Whatever the number of the principal energy level which corresponds to the period, or row,on the periodic table the atom has the same number of sublevels. Thus beryllium, on Period 2, has two principal energy levels, and its valence electrons are in sublevel 2s2. At the other end of the group is radium, on Period 7. Though radium is far more complex than beryllium, with seven energy levels instead of two, nonetheless it has the same valence electron configuration, only on a higher energy level: 7s2.
Helium and the alkaline earth metals
If one studies the valence electron configurations of elements on the periodic table, one notices an amazing symmetry and order. All members of a group, though their principal energy levels differ, share characteristics in their valence shell patterns. Furthermore, for the eight groups numbered in the North American version of the periodic table, the group number corresponds to the number of valence electrons.
There is only one exception: helium, with a valence electron configuration of 1 s2, is normally placed in Group 8 with the noble gases. Based on that s2 configuration, it might seem logical to place helium atop beryllium in the alkaline earth metals family; but there are several reasons why this is not done. First of all, helium is obviously not a metal. More importantly, helium behaves in a manner quite different from that of the alkaline earth metals.
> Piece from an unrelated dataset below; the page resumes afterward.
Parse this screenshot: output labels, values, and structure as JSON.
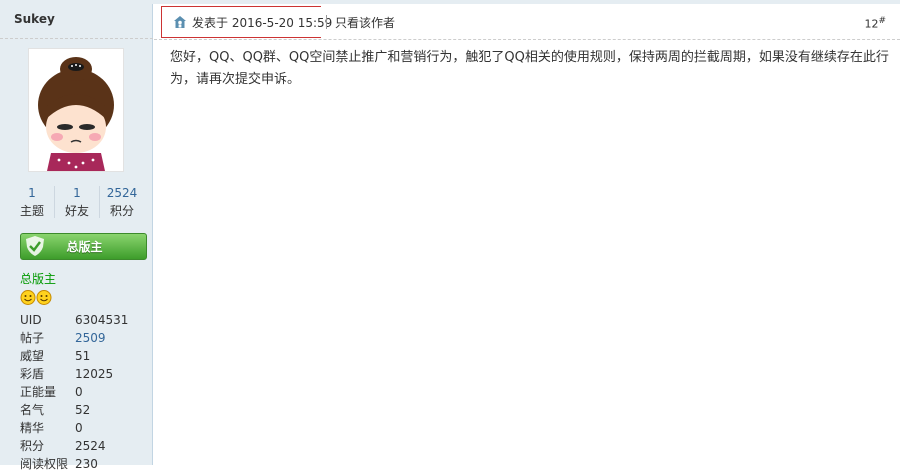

Whereas helium, like the rest of the noble gases, is highly resistant to chemical reactions and bonding, alkaline earth metals are known for their high reactivity—that is, a tendency for bonds between atoms or molecules to be made or broken so that materials are transformed. (A similar relationship exists in Group 1, which includes hydrogen and the alkali metals. All have the same valence configuration, but hydrogen is never included as a member of the alkali metals family.)
Characteristics of the Alkaline Earth Metals
Like the alkali metals, the alkaline earth metals have the properties of a base, as opposed to an acid. The alkaline earth metals are shiny, and most are white or silvery in color. Like their “cousins” in the alkali metal family, they glow with characteristic colors when heated. Calcium glows orange, strontium a very bright red, and barium an apple green. Physically they are soft, though not as soft as the alkali metals, many of which can be cut with a knife.
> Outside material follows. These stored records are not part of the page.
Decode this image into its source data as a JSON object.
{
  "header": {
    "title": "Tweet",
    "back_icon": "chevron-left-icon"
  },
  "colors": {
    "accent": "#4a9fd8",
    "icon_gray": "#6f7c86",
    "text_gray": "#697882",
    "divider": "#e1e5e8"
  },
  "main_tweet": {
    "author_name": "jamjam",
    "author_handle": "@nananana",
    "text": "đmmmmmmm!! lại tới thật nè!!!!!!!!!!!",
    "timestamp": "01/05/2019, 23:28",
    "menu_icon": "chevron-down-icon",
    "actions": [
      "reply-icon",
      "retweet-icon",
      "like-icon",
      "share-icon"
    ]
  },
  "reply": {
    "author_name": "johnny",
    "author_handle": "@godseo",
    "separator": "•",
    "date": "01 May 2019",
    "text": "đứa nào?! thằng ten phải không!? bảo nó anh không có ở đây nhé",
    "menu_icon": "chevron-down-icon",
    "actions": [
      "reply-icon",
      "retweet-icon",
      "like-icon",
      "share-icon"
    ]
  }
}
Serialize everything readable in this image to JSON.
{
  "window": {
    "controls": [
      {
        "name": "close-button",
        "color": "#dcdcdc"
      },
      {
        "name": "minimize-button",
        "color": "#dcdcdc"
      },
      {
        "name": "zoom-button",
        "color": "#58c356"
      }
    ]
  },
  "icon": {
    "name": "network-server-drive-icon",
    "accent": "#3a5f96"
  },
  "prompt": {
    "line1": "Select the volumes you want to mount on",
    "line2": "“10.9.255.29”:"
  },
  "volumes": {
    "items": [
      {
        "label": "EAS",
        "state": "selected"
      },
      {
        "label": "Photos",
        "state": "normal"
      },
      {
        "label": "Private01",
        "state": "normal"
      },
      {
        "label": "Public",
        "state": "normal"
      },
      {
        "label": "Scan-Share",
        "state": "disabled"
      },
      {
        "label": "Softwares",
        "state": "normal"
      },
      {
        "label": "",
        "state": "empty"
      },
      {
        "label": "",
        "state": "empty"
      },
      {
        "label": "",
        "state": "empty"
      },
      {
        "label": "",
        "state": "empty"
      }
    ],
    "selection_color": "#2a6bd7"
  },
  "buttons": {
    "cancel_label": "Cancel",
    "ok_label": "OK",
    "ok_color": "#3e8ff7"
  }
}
Yet another similarity the alkaline earth metals have with the alkali metals is the fact that four of the them—magnesium, calcium, strontium, and barium—were either identified or isolated in the first decade ofthe nineteenth century by English chemist Sir Humphry Davy (1778-1829). Around the same time, Davy also isolated sodium and potassium from the alkali metal family.
Reactivity
The alkaline earth metals are less reactive than the alkali metals, but like the alkali metals they are much more reactive than most elements. Again like their “cousins,” they react with water to produce hydrogen gas and the metal hydroxide, though their reactions are less pronounced than those of the alkali metals. Magnesium metal in its pure form is combustible, and when exposed to air, it burns with an intense white light, combining with the oxygen to produce magnesium oxide. Likewise calcium, strontium, and barium react with oxygen to form oxides.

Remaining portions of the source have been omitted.